The Kennedy Bunker, also known as the Detachment Hotel, is the name given to the bunker complex on Peanut Island. The bunker, which is located on the tiny island just south of Palm Beach, refers to the small 1,500-square-foot complex originally designed for use by John F. Kennedy, the President of the United States, in the event of a nuclear war.

The decision to construct a presidential bunker in South Florida was driven by the location of a Kennedy family home in Palm Beach. In the event of a nuclear attack, then-President John Kennedy could be evacuated to the bunker site from Palm Beach via helicopter in less than five minutes.

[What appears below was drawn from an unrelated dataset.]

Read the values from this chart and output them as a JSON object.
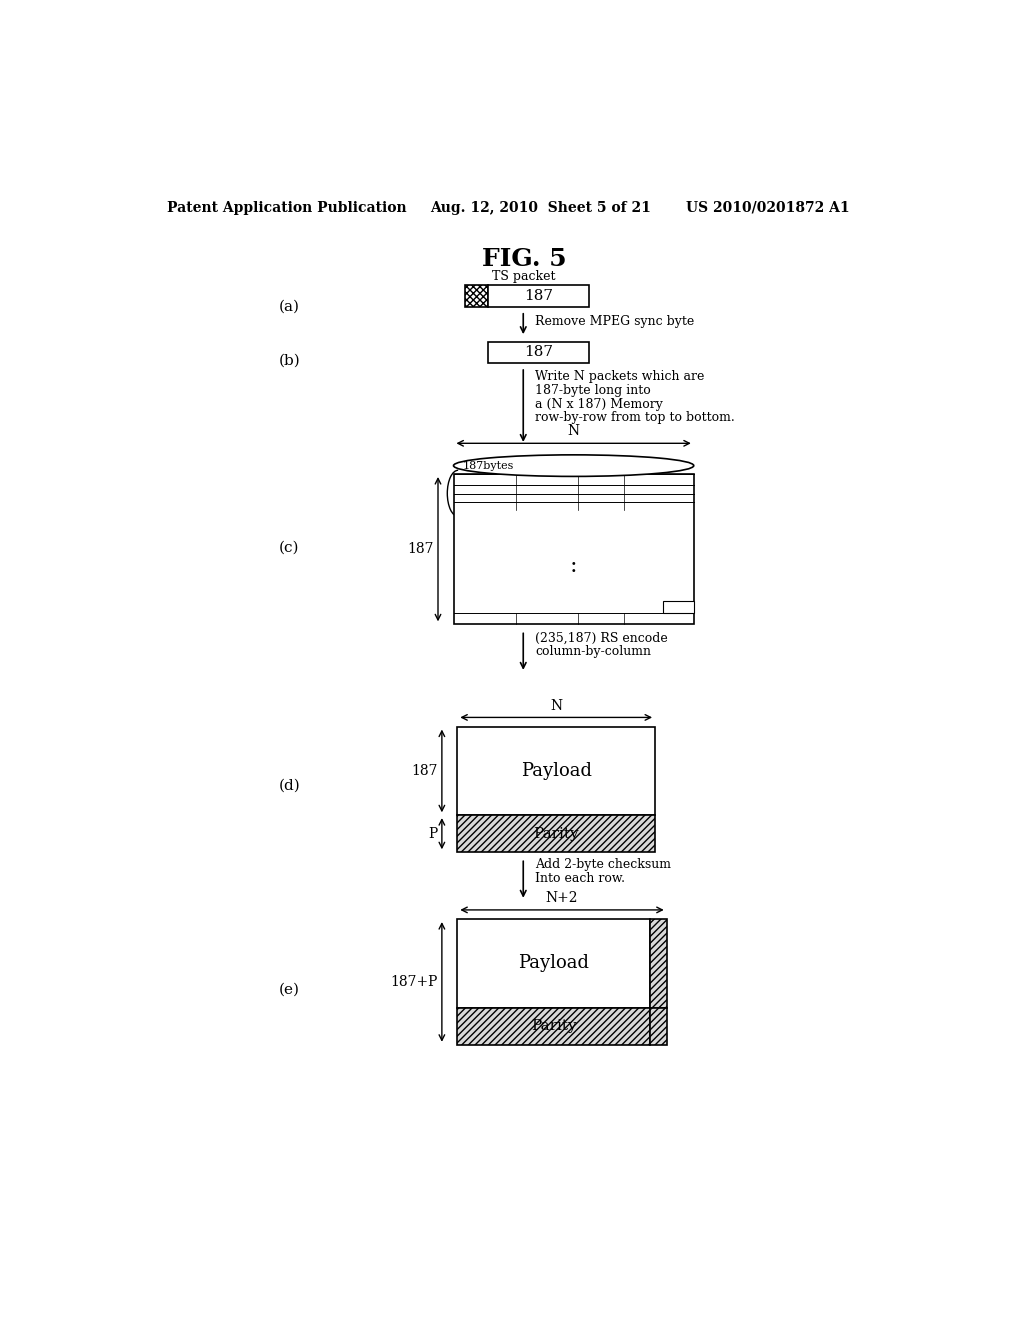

The structure was constructed in 1960 and was closed less than three years later. The corrugated body of the shelter was then buried under twenty-five feet of soil, lead, and concrete. Fortunately, the bombs never came. After JFK’s death, the bunker was all but forgotten and fell into disrepair, taking on water and natural detritus.

The existence of the presidential bunker was classified. Its mere existence was declassified in 1974. From 1998 to 2017, it was open to the public as a historic site. The bunker site fell into continued disrepair it posed a threat to the safety of the public visiting the site.

Palm Beach County Commissioners recently approved a 30-year lease with the Port of Palm Beach for $10 a year, following a "long and trying period" of a year to hammer out the lease's details, said Eric Call, the county's parks director. Port commissioners unanimously agreed to the lease in December.

Palm Beach County will oversee managing, maintaining, and renovating the Kennedy bunker. The county will also maintain and manage the former Coast Guard station built in 1936 and its boathouse for recreational and educational purposes on six acres of Peanut Island.